Competing interests stall rebuilding at Ground Zero

Project stumbling amid concerns over design, funding and authority


NEW YORK -- The terrorists chose well.

The Sept. 11 hijackers attacked the twin towers of the World Trade Center because they were symbols of American financial power. And, rising to nearly 1,400 feet, they were easy to hit.

What the al-Qaida terrorists probably did not realize is that the 16-acre site where the towers stood also is one of the most complicated pieces of real estate in the United States. With its overlapping layers of authority and a daunting agenda of public and private functions to fulfill, the site has defied attempts at a speedy rebuilding, which Gov. George E. Pataki and others have insisted is vital to proving that America will not allow terrorism to prevail.

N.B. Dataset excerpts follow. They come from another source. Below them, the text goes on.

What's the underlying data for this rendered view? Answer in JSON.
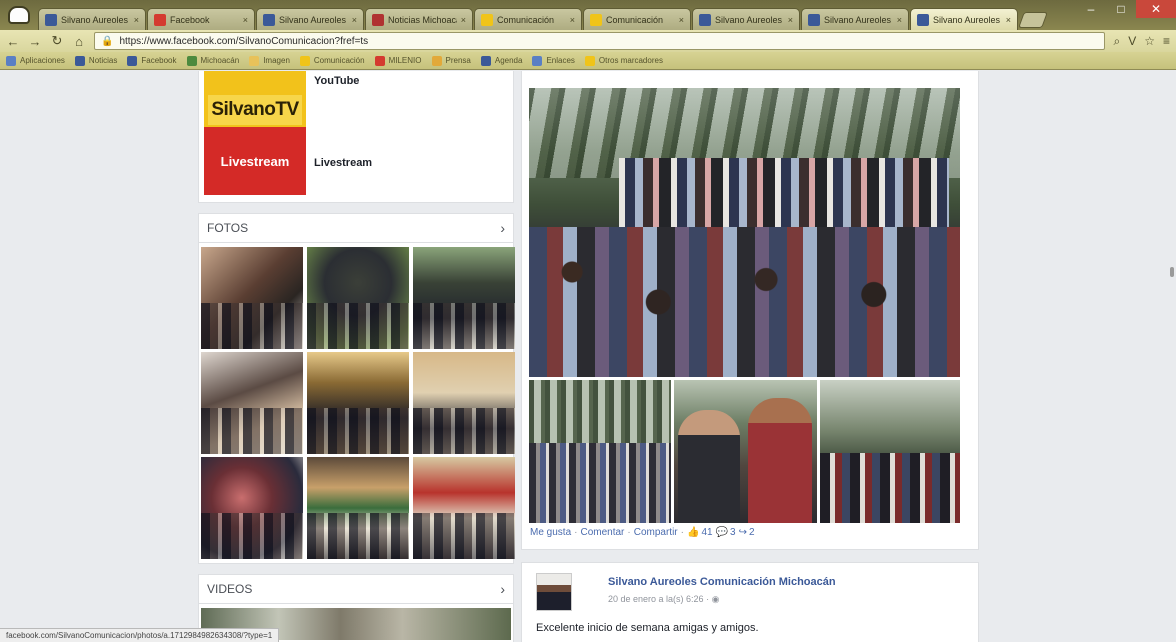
{
  "browser": {
    "tabs": [
      {
        "title": "Silvano Aureoles C",
        "color": "#3b5998",
        "active": false
      },
      {
        "title": "Facebook",
        "color": "#d43a2f",
        "active": false
      },
      {
        "title": "Silvano Aureoles",
        "color": "#3b5998",
        "active": false
      },
      {
        "title": "Noticias Michoacán",
        "color": "#b03131",
        "active": false
      },
      {
        "title": "Comunicación",
        "color": "#f0c419",
        "active": false
      },
      {
        "title": "Comunicación",
        "color": "#f0c419",
        "active": false
      },
      {
        "title": "Silvano Aureoles",
        "color": "#3b5998",
        "active": false
      },
      {
        "title": "Silvano Aureoles",
        "color": "#3b5998",
        "active": false
      },
      {
        "title": "Silvano Aureoles",
        "color": "#3b5998",
        "active": true
      }
    ],
    "url": "https://www.facebook.com/SilvanoComunicacion?fref=ts",
    "bookmarks": [
      {
        "label": "Aplicaciones",
        "color": "#5a7fc4"
      },
      {
        "label": "Noticias",
        "color": "#3b5998"
      },
      {
        "label": "Facebook",
        "color": "#3b5998"
      },
      {
        "label": "Michoacán",
        "color": "#4c8a3e"
      },
      {
        "label": "Imagen",
        "color": "#e8c25a"
      },
      {
        "label": "Comunicación",
        "color": "#f0c419"
      },
      {
        "label": "MILENIO",
        "color": "#d43a2f"
      },
      {
        "label": "Prensa",
        "color": "#e2a93a"
      },
      {
        "label": "Agenda",
        "color": "#3b5998"
      },
      {
        "label": "Enlaces",
        "color": "#5a7fc4"
      },
      {
        "label": "Otros marcadores",
        "color": "#f0c419"
      }
    ]
  },
  "sidebar": {
    "apps": [
      {
        "thumb_text": "SilvanoTV",
        "label": "YouTube"
      },
      {
        "thumb_text": "Livestream",
        "label": "Livestream"
      }
    ],
    "photos_label": "FOTOS",
    "videos_label": "VIDEOS",
    "chevron": "›"
  },
  "feed": {
    "post1": {
      "actions": {
        "like": "Me gusta",
        "comment": "Comentar",
        "share": "Compartir",
        "likes": "41",
        "comments": "3",
        "shares": "2"
      }
    },
    "post2": {
      "author": "Silvano Aureoles Comunicación Michoacán",
      "time": "20 de enero a la(s) 6:26 · ",
      "body": "Excelente inicio de semana amigas y amigos."
    }
  },
  "statusbar": {
    "text": "facebook.com/SilvanoComunicacion/photos/a.1712984982634308/?type=1"
  }
}
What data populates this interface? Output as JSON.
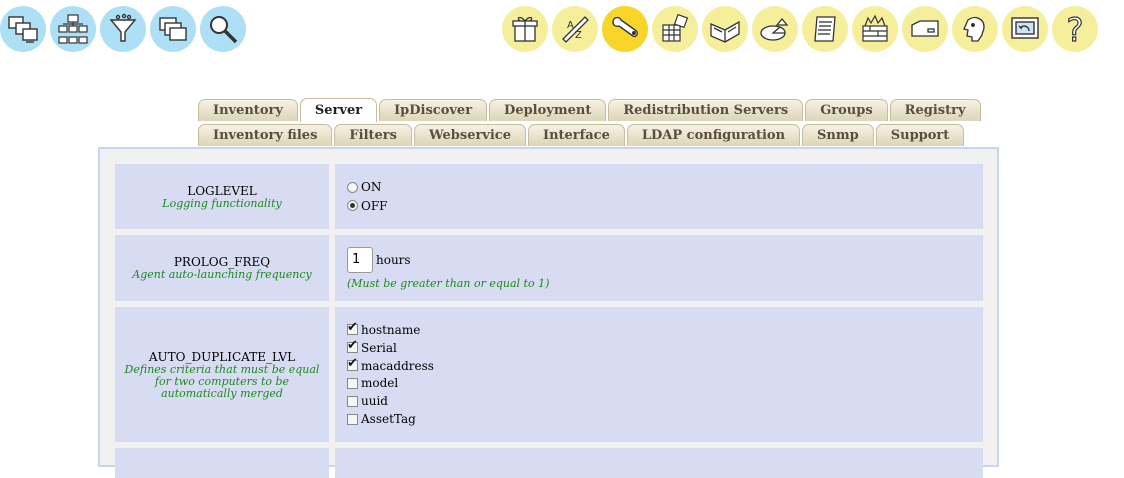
{
  "toolbar_left": [
    {
      "name": "computers-icon"
    },
    {
      "name": "network-icon"
    },
    {
      "name": "filter-icon"
    },
    {
      "name": "windows-icon"
    },
    {
      "name": "magnifier-icon"
    }
  ],
  "toolbar_right": [
    {
      "name": "gift-icon"
    },
    {
      "name": "az-dictionary-icon"
    },
    {
      "name": "wrench-icon",
      "active": true
    },
    {
      "name": "grid-config-icon"
    },
    {
      "name": "book-icon"
    },
    {
      "name": "pie-chart-icon"
    },
    {
      "name": "script-icon"
    },
    {
      "name": "firewall-icon"
    },
    {
      "name": "card-icon"
    },
    {
      "name": "face-icon"
    },
    {
      "name": "monitor-back-icon"
    },
    {
      "name": "help-icon"
    }
  ],
  "tabs_row1": [
    "Inventory",
    "Server",
    "IpDiscover",
    "Deployment",
    "Redistribution Servers",
    "Groups",
    "Registry"
  ],
  "tabs_row2": [
    "Inventory files",
    "Filters",
    "Webservice",
    "Interface",
    "LDAP configuration",
    "Snmp",
    "Support"
  ],
  "active_tab": "Server",
  "settings": {
    "loglevel": {
      "name": "LOGLEVEL",
      "desc": "Logging functionality",
      "on": "ON",
      "off": "OFF",
      "selected": "OFF"
    },
    "prolog_freq": {
      "name": "PROLOG_FREQ",
      "desc": "Agent auto-launching frequency",
      "value": "1",
      "unit": "hours",
      "hint": "(Must be greater than or equal to 1)"
    },
    "auto_duplicate": {
      "name": "AUTO_DUPLICATE_LVL",
      "desc": [
        "Defines criteria that must be equal",
        "for two computers to be",
        "automatically merged"
      ],
      "options": [
        {
          "label": "hostname",
          "checked": true
        },
        {
          "label": "Serial",
          "checked": true
        },
        {
          "label": "macaddress",
          "checked": true
        },
        {
          "label": "model",
          "checked": false
        },
        {
          "label": "uuid",
          "checked": false
        },
        {
          "label": "AssetTag",
          "checked": false
        }
      ]
    }
  },
  "colors": {
    "left_icons": "#aee0f5",
    "right_icons": "#f5ef9c",
    "active_icon": "#f7d629",
    "cell_bg": "#d8dcf3",
    "desc_green": "#1a8a1a"
  }
}
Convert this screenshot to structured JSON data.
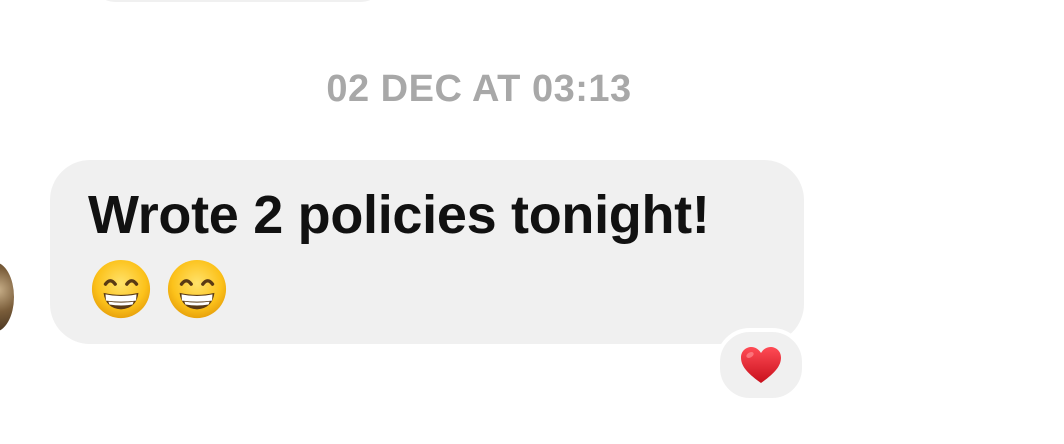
{
  "thread": {
    "timestamp": "02 DEC AT 03:13"
  },
  "message": {
    "text": "Wrote 2 policies tonight!",
    "emojis": [
      "beaming-face-icon",
      "beaming-face-icon"
    ]
  },
  "reaction": {
    "icon": "red-heart-icon",
    "color": "#e0242e"
  },
  "colors": {
    "bubble": "#f0f0f0",
    "timestamp": "#a8a8a8",
    "text": "#111111"
  }
}
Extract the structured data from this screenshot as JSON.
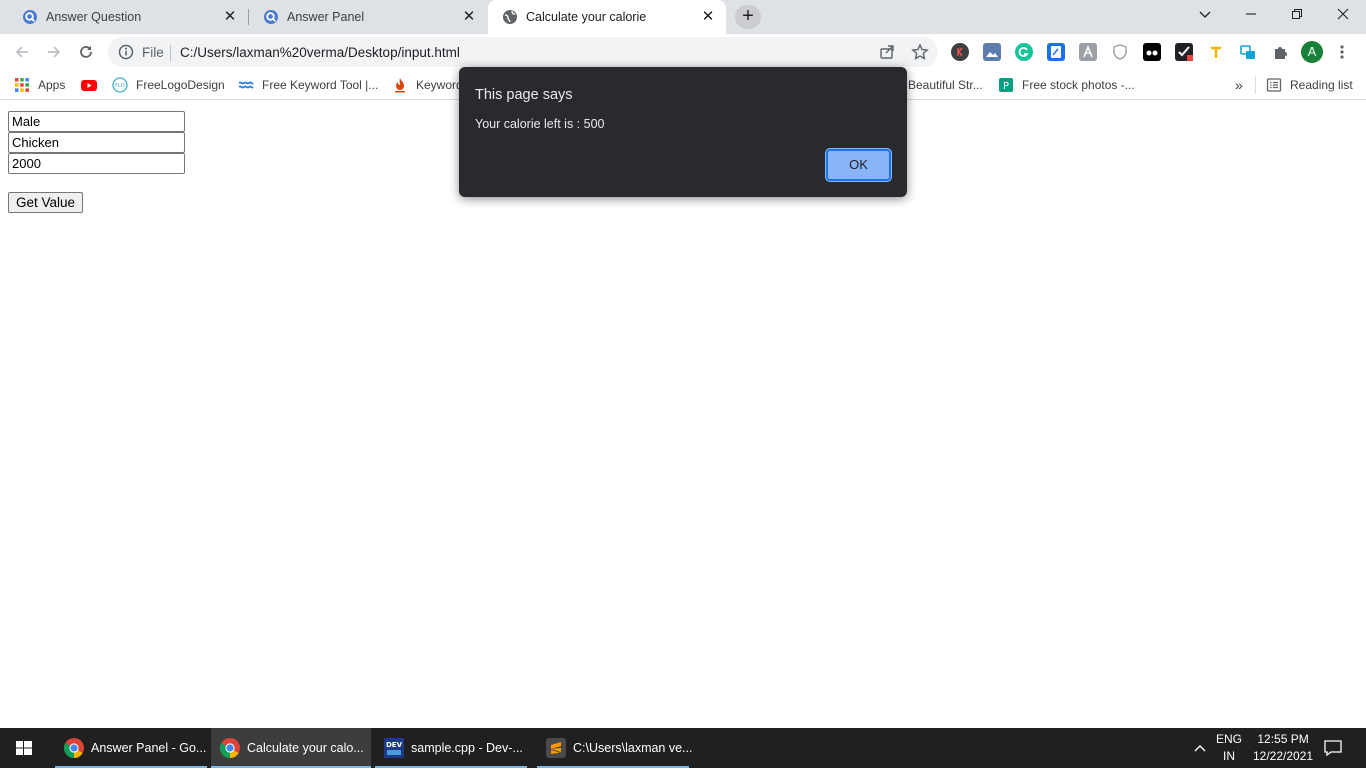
{
  "browser": {
    "tabs": [
      {
        "title": "Answer Question",
        "active": false
      },
      {
        "title": "Answer Panel",
        "active": false
      },
      {
        "title": "Calculate your calorie",
        "active": true
      }
    ],
    "omnibox": {
      "scheme": "File",
      "url": "C:/Users/laxman%20verma/Desktop/input.html"
    },
    "bookmarks": [
      {
        "label": "Apps"
      },
      {
        "label": ""
      },
      {
        "label": "FreeLogoDesign"
      },
      {
        "label": "Free Keyword Tool |..."
      },
      {
        "label": "Keyword"
      },
      {
        "label": "Beautiful Str..."
      },
      {
        "label": "Free stock photos -..."
      }
    ],
    "reading_list": "Reading list",
    "profile_initial": "A",
    "more_bookmarks": "»"
  },
  "page": {
    "fields": [
      {
        "value": "Male"
      },
      {
        "value": "Chicken"
      },
      {
        "value": "2000"
      }
    ],
    "button": "Get Value"
  },
  "alert": {
    "title": "This page says",
    "message": "Your calorie left is : 500",
    "ok": "OK"
  },
  "taskbar": {
    "items": [
      {
        "label": "Answer Panel - Go..."
      },
      {
        "label": "Calculate your calo..."
      },
      {
        "label": "sample.cpp - Dev-..."
      },
      {
        "label": "C:\\Users\\laxman ve..."
      }
    ],
    "lang": "ENG",
    "region": "IN",
    "time": "12:55 PM",
    "date": "12/22/2021"
  },
  "colors": {
    "accent": "#8ab4f8",
    "alert_bg": "#292a2d",
    "taskbar_bg": "#202020"
  }
}
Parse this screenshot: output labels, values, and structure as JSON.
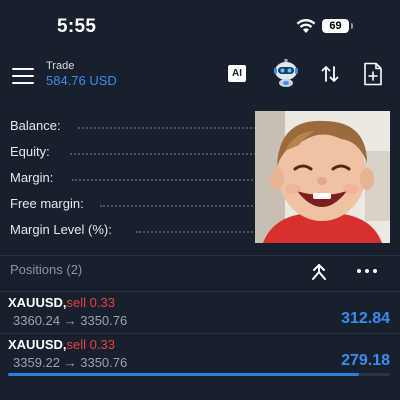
{
  "status_bar": {
    "time": "5:55",
    "battery": "69"
  },
  "header": {
    "title": "Trade",
    "balance": "584.76 USD",
    "ai_label": "AI",
    "icons": [
      "menu-icon",
      "robot-icon",
      "sort-icon",
      "new-document-icon"
    ]
  },
  "metrics": [
    {
      "label": "Balance:"
    },
    {
      "label": "Equity:"
    },
    {
      "label": "Margin:"
    },
    {
      "label": "Free margin:"
    },
    {
      "label": "Margin Level (%):"
    }
  ],
  "positions": {
    "title": "Positions (2)",
    "items": [
      {
        "symbol": "XAUUSD",
        "side": "sell 0.33",
        "open_price": "3360.24",
        "current_price": "3350.76",
        "profit": "312.84"
      },
      {
        "symbol": "XAUUSD",
        "side": "sell 0.33",
        "open_price": "3359.22",
        "current_price": "3350.76",
        "profit": "279.18"
      }
    ]
  },
  "scroll_progress": 0.92,
  "colors": {
    "background": "#18202d",
    "accent_blue": "#3b8df0",
    "sell_red": "#e9413e",
    "muted_text": "#9aa3b0"
  }
}
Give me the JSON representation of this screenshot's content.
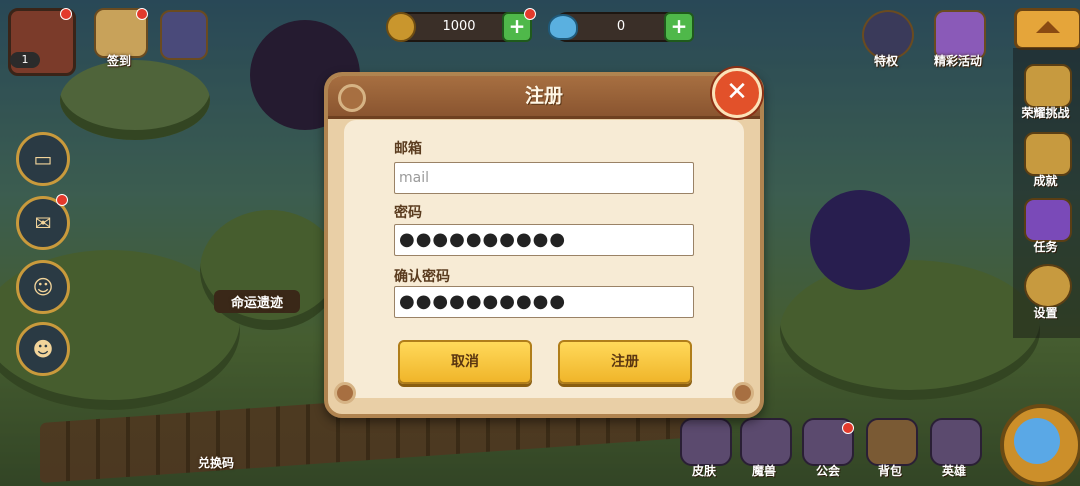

Last week, the sputtering rebuilding effort seemed to lurch to a stop when the developer charged with constructing five office towers there failed to negotiate an agreement with the governmental body that owns the land. The collapse of the talks has threatened to delay the April start date for construction of the Freedom Tower, the 1,776-foot skyscraper that is to be the centerpiece of the reborn trade center.

And even before preliminary work began March 13 on the other key component of the project - a $500 million memorial - a coalition of Sept. 11 family members filed a lawsuit to halt the bulldozers.

At Ground Zero, hundreds of tourists gather daily to stare into the huge hole that has remained largely unchanged since the cleanup of the towers' debris was completed nearly four years ago.

There, the prevailing sense was that, despite years of architectural competitions and public meetings that have been devoted to the rebuilding of the site, nothing really had been decided. That cheered opponents of the memorial.

This state of uncertainty stands in stark contrast to Pataki's unequivocal remarks on July 4, 2004, when he dedicated the cornerstone of the Freedom Tower.

Since that dedication, which occurred less than two months before the Republican National Convention turned the spotlight on New York, no work has been done on the tower. Later that year, in one of the odder twists of the story of Ground Zero, the city Police Department said the tower's location and design would make it vulnerable to a truck bomb.

Architects David Childs and Daniel Libeskind redesigned the skyscraper, giving it a fortresslike base 200 feet high and moving it farther from the street.

That development highlighted the many layers of bureaucracy involved in the project, with no one in clear control of Ground Zero. The land is in New York City, but the city has little say because the owner of the property, the Port Authority of New York and New Jersey, answers to the governors of those two states.

But less than two months before the Sept. 11, 2001, attacks, the Port Authority leased the trade center to New York developer Larry Silverstein. Under the lease, Silverstein has the responsibility for replacing the 10 million square feet of office space that was destroyed.

Supposedly coordinating the various components of the project is the Lower Manhattan Development Corp., whose leaders are appointed by Pataki and New York Mayor Michael R. Bloomberg. But the agency has been big-footed more than once: Pataki vetoed the development corporation's choice of the master planner, selecting Libeskind instead. Acting over the agency's objections, he also pulled the plug on a museum dedicated to the history of freedom when some Sept. 11 family members protested that the museum would divert attention from the fact that 2,749 people died there in the attack.

The current impasse came about because Pataki, who is in his final year as governor, wanted to kick-start the rebuilding at Ground Zero. Progress at the site of the worst terrorist attack in U.S. history would help secure his legacy as he considers a 2008 presidential bid.

Fearing that Silverstein did not have enough money to finance the estimated $7 billion cost of constructing five office towers, Pataki told the developer and the Port Authority last year to work out a deal that would split responsibility for the project.

He gave them until last Tuesday, but the Port Authority walked out of the negotiations late that night, charging that Silverstein had presented an "outrageous" proposal.

The developer offered to let the Port Authority be responsible for constructing two buildings, including the Freedom Tower, which most see as the least economically viable office building in the project because it is farthest from public transportation and is a high-profile terrorism target.

Silverstein, who has an estimated $2.9 billion in insurance payments resulting from the destruction of the twin towers, would keep much of the insurance money and build the three other office structures and a shopping mall.

That idea drew heavy criticism from the Port Authority and also from Bloomberg and Pataki, who has been Silverstein's ally.

Despite the impasse, Silverstein says he will start construction of the Freedom Tower on schedule.

Stevenson Swanson writes for the Chicago Tribune.